In order for Bergman’s film to work as a psychological study, it must be set against an exotic background which represents something outside the everyday world of its characters’ lives.

This is why he chose Calcutta as his location; its corrupting influence on men’s morals was seen as typical of Indian culture at this time (and indeed remains so today).

In addition, the use of black-and-white cinematography helps create an atmosphere which reflects the characters’ feelings about their situation – they all seem washed out by life

Characteristics of Ingmar Bergman Films

 There are a number of characteristics that define Ingmar Bergman’s films, but they can be summed up in a few words.
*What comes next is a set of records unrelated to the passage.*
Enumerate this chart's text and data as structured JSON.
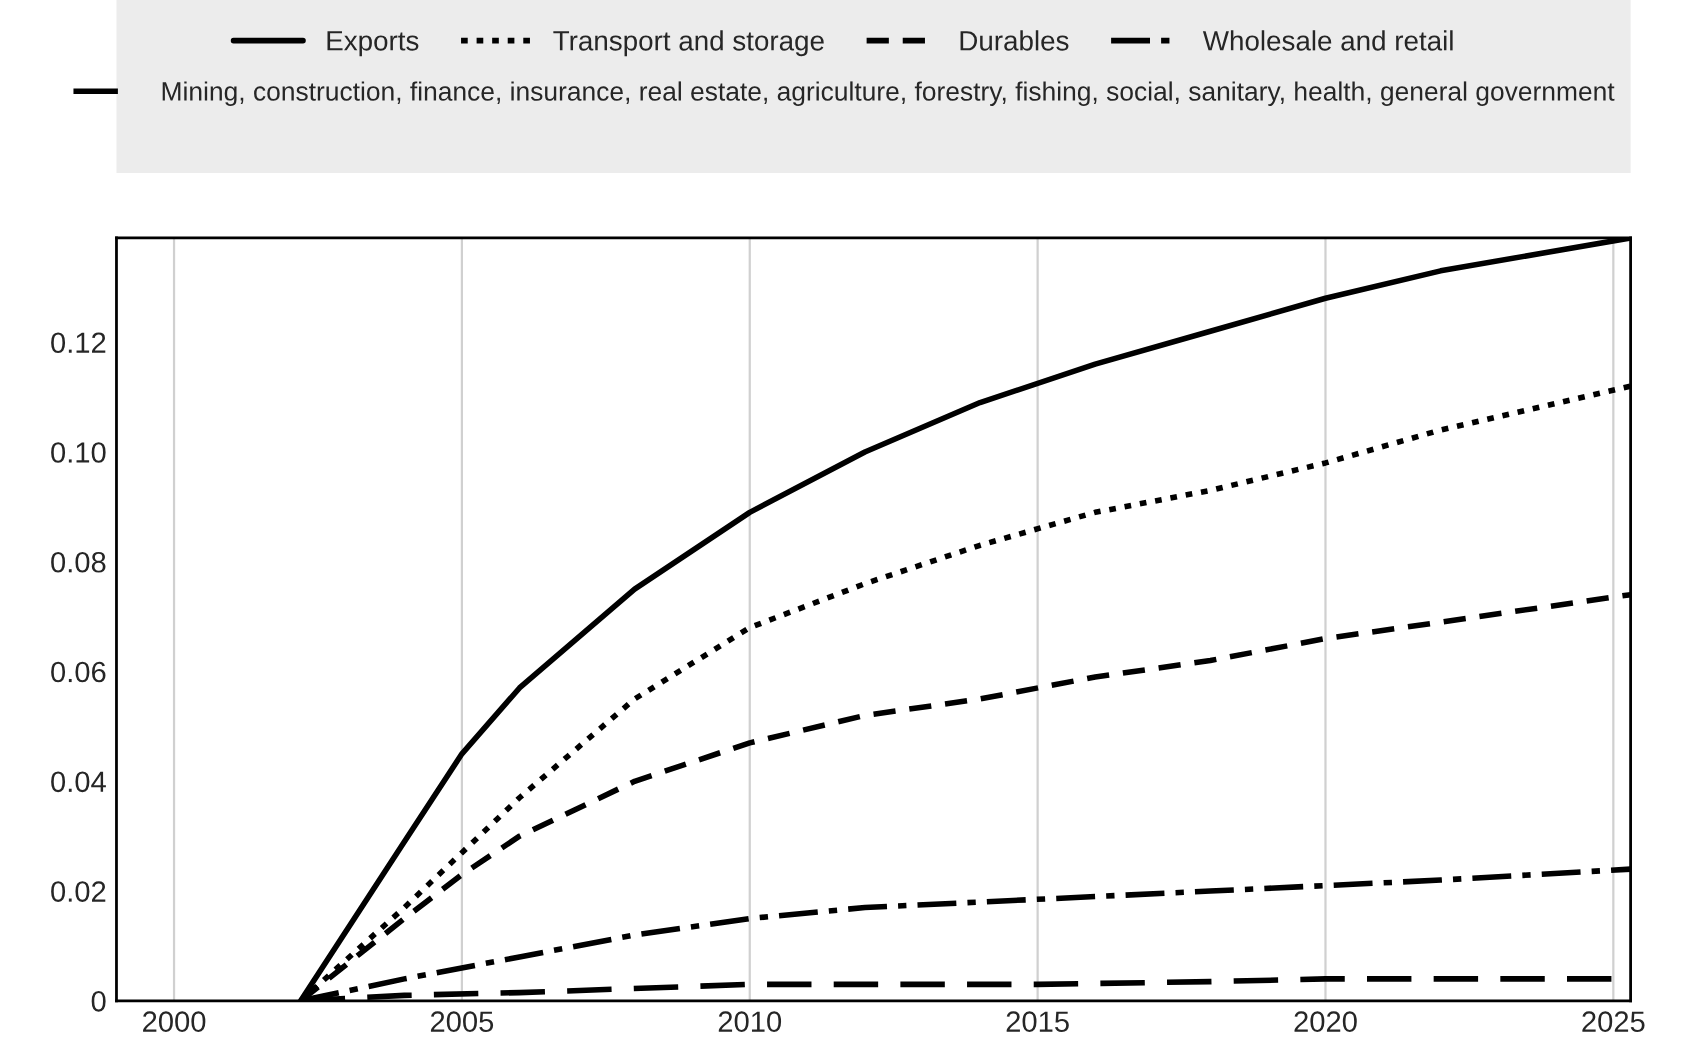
{
  "chart_data": {
    "type": "line",
    "xlim": [
      1999,
      2025.3
    ],
    "xticks": [
      2000,
      2005,
      2010,
      2015,
      2020,
      2025
    ],
    "ylim": [
      0,
      0.139
    ],
    "yticks": [
      0,
      0.02,
      0.04,
      0.06,
      0.08,
      {
        "value": 0.1,
        "label": "0.10"
      },
      0.12
    ],
    "grid": "x",
    "legend": "top",
    "series": [
      {
        "name": "Exports",
        "color": "#000000",
        "line_style": "solid",
        "x": [
          2002.2,
          2004,
          2005,
          2006,
          2008,
          2010,
          2012,
          2014,
          2016,
          2018,
          2020,
          2022,
          2025.3
        ],
        "values": [
          0,
          0.029,
          0.045,
          0.057,
          0.075,
          0.089,
          0.1,
          0.109,
          0.116,
          0.122,
          0.128,
          0.133,
          0.139
        ]
      },
      {
        "name": "Transport and storage",
        "color": "#000000",
        "line_style": "dotted",
        "x": [
          2002.2,
          2004,
          2005,
          2006,
          2008,
          2010,
          2012,
          2014,
          2016,
          2018,
          2020,
          2022,
          2025.3
        ],
        "values": [
          0,
          0.017,
          0.027,
          0.037,
          0.055,
          0.068,
          0.076,
          0.083,
          0.089,
          0.093,
          0.098,
          0.104,
          0.112
        ]
      },
      {
        "name": "Durables",
        "color": "#000000",
        "line_style": "dashed",
        "x": [
          2002.2,
          2004,
          2005,
          2006,
          2008,
          2010,
          2012,
          2014,
          2016,
          2018,
          2020,
          2022,
          2025.3
        ],
        "values": [
          0,
          0.015,
          0.023,
          0.03,
          0.04,
          0.047,
          0.052,
          0.055,
          0.059,
          0.062,
          0.066,
          0.069,
          0.074
        ]
      },
      {
        "name": "Wholesale and retail",
        "color": "#000000",
        "line_style": "dashdot",
        "x": [
          2002.2,
          2004,
          2006,
          2008,
          2010,
          2012,
          2014,
          2016,
          2018,
          2020,
          2022,
          2025.3
        ],
        "values": [
          0,
          0.004,
          0.008,
          0.012,
          0.015,
          0.017,
          0.018,
          0.019,
          0.02,
          0.021,
          0.022,
          0.024
        ]
      },
      {
        "name": "Mining, construction, finance, insurance, real estate, agriculture, forestry, fishing, social, sanitary, health, general government",
        "color": "#000000",
        "line_style": "longdash",
        "x": [
          2002.2,
          2004,
          2006,
          2010,
          2015,
          2018,
          2020,
          2025.3
        ],
        "values": [
          0,
          0.001,
          0.0015,
          0.003,
          0.003,
          0.0035,
          0.004,
          0.004
        ]
      }
    ]
  }
}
This is not always easy to do, since there are often many different elements in his films.

However, there is one element that always appears, and it is the basic character of the film.

The first characteristic of Bergman’s films is that they are about people who are not like us. The characters in these films are often people who have been through some kind of trauma or tragedy in their lives, and this has caused them to become isolated from society and from other people.

They cannot relate to others because they have lost touch with their humanity, which means they cannot relate to other human beings on an emotional level.

Another characteristic of Bergman’s films is that they deal with universal themes such as death, loneliness and guilt. These themes can be seen in almost every single one of his movies, even though he does not always deal with them directly on screen.

They are present simply because these are subjects that occur throughout all cultures at all times in history and across all cultures.

A final characteristic of Ingmar Bergman’s

Best Ingmar Bergman Films – Wrapping Up

Ingmar Bergman’s life and work is a fascinating one. He was not only a prolific director, but also a writer, actor and producer. His works have been honored with numerous awards, including an Academy Award for Best Foreign Language Film.

Bergman’s films are always filled with deep meanings and themes. They focus on the human condition and how we should treat each other.